Frank Bunny treated his daughter no differently as a young widow than he had when she was a child. He continued to dictate her behavior and wouldn’t allow her to read in her room after ten o’clock or leave the house unescorted. “I was virtually held captive,” May said.
She mourned Harry Cooper for a very short time; soon after his death she once again became involved in amateur theatricals, danced at balls, and flirted with handsome young men. She had liked her first taste of champagne, and every so often she’d drink too much of it. Frank was appalled at his daughter’s unwidowlike behavior and tried to keep her in line. But May was now “used to freedom,” as she put it, and she bridled at her father’s restrictions. The only way for her to be free of his “tyrannical orders,” she knew, was to find another husband.
It didn’t take long for a prospect to appear: Ernest Vaughan Aylen, a twenty-nine-year-old captain in the Royal Army Medical Corps. May found the trim, pleasant Aylen “good-looking, clever, and quite bright.” The attraction was mutual.

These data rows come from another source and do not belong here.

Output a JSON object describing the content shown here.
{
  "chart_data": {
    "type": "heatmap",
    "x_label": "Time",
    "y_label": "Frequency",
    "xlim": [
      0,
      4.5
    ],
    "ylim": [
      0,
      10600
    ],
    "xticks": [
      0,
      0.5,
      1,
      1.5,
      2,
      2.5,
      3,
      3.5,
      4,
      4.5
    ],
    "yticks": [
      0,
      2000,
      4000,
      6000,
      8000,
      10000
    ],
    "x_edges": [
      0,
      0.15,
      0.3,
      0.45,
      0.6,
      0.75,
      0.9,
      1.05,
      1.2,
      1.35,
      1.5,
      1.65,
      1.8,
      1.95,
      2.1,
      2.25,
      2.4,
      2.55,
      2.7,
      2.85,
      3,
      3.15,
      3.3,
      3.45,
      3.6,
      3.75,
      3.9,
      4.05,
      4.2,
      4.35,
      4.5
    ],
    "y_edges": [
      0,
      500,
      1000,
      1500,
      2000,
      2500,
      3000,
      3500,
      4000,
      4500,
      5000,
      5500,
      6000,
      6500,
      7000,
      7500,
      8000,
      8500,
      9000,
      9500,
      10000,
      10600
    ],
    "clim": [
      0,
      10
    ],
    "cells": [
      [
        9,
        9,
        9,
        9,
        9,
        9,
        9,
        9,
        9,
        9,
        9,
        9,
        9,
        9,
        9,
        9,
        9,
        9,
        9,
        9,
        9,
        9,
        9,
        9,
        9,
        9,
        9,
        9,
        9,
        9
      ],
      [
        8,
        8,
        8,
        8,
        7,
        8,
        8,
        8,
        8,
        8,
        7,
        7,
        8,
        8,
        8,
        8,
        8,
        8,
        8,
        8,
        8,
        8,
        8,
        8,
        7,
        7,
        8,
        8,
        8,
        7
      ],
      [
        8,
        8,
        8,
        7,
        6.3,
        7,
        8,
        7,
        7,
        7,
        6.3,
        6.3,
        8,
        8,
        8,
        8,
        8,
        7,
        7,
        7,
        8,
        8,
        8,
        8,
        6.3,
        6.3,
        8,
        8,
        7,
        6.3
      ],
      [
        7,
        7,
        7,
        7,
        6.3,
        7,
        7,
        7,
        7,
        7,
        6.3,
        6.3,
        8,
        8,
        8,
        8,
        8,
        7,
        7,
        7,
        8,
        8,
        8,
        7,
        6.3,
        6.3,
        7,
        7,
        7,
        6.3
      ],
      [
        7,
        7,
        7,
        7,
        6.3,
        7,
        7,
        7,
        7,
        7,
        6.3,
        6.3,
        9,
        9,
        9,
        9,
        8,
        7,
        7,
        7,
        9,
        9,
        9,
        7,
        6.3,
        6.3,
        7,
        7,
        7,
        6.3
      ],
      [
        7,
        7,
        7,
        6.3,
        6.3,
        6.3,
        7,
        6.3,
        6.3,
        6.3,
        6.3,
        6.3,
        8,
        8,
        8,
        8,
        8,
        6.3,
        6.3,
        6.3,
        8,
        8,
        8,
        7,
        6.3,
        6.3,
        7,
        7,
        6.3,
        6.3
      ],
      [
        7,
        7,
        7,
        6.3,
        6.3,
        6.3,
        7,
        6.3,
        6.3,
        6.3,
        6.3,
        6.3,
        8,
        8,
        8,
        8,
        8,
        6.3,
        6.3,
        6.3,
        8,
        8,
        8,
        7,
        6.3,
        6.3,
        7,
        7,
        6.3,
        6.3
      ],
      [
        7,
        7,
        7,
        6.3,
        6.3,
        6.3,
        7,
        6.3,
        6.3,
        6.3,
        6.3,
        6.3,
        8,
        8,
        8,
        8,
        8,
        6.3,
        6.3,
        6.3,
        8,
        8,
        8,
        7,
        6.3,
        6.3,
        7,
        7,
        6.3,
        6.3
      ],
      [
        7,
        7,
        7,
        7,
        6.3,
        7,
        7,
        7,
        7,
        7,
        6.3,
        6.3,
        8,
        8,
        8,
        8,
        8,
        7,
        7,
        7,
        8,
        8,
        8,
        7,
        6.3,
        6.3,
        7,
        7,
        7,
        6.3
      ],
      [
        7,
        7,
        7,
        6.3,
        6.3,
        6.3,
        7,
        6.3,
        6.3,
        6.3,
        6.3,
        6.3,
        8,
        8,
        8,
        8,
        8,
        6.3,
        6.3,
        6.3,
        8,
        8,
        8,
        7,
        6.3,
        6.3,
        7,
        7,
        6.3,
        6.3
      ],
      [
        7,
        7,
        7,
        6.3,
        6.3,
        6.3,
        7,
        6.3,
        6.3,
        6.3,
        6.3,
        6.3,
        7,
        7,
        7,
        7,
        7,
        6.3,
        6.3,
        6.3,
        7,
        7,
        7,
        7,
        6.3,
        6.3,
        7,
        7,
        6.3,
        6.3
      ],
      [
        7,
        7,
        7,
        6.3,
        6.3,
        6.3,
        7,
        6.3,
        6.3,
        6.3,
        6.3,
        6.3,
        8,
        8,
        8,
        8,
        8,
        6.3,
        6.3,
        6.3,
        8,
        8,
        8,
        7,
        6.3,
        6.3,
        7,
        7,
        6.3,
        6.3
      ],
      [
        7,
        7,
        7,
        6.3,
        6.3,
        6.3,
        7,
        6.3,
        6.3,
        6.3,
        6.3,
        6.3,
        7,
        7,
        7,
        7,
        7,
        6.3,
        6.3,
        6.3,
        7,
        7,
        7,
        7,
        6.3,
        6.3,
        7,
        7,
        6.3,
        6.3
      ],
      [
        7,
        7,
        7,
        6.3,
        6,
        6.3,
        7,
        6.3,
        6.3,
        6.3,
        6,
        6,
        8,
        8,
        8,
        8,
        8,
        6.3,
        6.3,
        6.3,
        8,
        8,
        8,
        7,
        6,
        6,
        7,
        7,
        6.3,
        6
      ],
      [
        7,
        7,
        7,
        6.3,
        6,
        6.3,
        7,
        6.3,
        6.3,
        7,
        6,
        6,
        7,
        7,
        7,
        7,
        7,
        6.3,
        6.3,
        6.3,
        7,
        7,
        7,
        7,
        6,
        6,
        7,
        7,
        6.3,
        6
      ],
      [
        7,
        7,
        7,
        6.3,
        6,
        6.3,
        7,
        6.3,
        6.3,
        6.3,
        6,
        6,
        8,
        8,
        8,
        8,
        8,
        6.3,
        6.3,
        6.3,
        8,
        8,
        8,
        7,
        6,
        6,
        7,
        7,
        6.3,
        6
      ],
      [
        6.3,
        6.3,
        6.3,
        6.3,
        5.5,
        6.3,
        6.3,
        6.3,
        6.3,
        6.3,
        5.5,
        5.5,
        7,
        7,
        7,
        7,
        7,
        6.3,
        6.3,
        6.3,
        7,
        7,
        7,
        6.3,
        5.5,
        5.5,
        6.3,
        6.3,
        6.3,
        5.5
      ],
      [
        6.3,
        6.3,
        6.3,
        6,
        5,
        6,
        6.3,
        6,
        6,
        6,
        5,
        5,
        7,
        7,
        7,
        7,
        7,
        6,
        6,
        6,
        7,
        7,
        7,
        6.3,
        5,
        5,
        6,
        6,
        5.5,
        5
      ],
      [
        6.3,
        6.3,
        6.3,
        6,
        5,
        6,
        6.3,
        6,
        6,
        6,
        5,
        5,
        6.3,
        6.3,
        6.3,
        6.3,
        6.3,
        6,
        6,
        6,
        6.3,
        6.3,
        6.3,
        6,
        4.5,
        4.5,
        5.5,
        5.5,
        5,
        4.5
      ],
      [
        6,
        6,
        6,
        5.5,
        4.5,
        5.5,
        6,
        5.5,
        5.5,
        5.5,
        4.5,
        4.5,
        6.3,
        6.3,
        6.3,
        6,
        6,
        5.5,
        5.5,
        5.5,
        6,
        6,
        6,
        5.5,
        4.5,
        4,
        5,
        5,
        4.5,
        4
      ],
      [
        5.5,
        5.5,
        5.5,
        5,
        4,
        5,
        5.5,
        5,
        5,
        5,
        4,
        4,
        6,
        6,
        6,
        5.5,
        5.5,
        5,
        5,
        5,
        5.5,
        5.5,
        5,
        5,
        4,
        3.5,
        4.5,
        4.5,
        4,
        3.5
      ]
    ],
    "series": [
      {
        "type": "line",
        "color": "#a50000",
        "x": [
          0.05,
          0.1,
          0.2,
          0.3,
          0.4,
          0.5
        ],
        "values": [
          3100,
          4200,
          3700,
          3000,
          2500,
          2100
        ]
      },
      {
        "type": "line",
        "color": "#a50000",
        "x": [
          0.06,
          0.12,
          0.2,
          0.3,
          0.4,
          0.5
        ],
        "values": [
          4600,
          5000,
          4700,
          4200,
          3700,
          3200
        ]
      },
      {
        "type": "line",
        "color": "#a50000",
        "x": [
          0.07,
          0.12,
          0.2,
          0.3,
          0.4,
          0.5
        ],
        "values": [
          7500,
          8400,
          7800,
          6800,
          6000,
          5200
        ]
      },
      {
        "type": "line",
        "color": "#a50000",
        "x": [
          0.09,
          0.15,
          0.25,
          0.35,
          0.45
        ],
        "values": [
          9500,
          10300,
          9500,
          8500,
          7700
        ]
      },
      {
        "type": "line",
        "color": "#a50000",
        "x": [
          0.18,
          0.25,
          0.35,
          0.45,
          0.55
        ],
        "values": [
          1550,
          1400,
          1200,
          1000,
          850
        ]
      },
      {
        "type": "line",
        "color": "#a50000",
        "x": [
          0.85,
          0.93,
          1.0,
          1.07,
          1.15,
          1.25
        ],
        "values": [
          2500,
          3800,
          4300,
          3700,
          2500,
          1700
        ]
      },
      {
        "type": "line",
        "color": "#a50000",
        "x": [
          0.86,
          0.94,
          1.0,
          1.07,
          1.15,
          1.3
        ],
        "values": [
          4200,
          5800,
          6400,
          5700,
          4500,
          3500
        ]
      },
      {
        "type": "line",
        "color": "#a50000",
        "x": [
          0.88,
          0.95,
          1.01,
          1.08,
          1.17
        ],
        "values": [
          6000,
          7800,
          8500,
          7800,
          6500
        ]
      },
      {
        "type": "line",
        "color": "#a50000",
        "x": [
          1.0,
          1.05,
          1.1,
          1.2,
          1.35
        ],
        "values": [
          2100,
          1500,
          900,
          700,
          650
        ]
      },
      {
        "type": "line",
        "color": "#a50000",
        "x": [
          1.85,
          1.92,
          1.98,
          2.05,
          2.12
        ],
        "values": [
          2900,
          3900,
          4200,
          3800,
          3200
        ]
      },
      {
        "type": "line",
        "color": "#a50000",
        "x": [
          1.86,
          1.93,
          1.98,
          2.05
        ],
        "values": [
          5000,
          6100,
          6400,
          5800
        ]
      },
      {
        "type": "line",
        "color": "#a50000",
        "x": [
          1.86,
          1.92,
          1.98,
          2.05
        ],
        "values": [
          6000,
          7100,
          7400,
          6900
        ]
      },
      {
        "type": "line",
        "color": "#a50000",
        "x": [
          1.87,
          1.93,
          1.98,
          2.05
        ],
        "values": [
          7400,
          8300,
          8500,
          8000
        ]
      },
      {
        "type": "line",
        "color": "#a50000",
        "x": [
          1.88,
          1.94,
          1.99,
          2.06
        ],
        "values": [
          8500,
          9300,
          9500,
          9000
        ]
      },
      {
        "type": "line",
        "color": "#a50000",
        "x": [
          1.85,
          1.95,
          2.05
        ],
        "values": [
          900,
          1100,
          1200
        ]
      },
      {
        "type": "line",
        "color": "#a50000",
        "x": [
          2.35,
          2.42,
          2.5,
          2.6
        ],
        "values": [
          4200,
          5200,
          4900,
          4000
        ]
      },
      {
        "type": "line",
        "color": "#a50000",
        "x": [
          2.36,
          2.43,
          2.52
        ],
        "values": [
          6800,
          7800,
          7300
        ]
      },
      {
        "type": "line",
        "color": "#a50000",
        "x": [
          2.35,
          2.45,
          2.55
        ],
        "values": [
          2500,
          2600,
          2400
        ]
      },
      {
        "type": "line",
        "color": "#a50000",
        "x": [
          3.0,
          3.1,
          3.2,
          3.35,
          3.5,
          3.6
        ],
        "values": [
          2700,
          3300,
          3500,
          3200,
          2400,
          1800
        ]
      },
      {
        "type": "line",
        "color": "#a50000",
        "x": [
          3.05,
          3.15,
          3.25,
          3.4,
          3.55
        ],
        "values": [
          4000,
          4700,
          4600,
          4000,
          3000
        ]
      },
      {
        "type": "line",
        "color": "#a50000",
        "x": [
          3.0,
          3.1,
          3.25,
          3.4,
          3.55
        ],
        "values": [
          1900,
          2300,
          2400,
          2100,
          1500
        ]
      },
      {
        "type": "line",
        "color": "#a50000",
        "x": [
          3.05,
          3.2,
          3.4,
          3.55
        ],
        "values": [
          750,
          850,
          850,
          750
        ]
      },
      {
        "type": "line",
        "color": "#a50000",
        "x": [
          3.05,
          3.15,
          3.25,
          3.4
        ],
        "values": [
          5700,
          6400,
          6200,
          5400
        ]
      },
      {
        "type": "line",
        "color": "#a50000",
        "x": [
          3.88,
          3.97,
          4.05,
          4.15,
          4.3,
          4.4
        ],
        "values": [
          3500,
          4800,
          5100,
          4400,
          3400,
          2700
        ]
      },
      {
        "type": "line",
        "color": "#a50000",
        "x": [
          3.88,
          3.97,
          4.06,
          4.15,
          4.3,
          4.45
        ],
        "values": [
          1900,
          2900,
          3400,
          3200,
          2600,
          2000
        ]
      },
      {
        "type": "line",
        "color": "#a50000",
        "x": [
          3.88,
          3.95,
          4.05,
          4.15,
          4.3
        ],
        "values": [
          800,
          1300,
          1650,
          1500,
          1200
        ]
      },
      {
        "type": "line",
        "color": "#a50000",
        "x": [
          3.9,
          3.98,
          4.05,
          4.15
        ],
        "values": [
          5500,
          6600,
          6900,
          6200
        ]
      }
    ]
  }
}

Later May would inflate Aylen’s stature and describe him as “a fine doctor in Harley Street” who had paid the equivalent of sixty thousand dollars for his exclusive practice. Aylen, however, had gone directly from his hospital internship into the army and never had a Harley Street practice. May would claim that Aylen showered her with gifts — diamonds, horses, ball gowns — but he had no independent means, and such extravagances would not have been possible with his moderate army pay.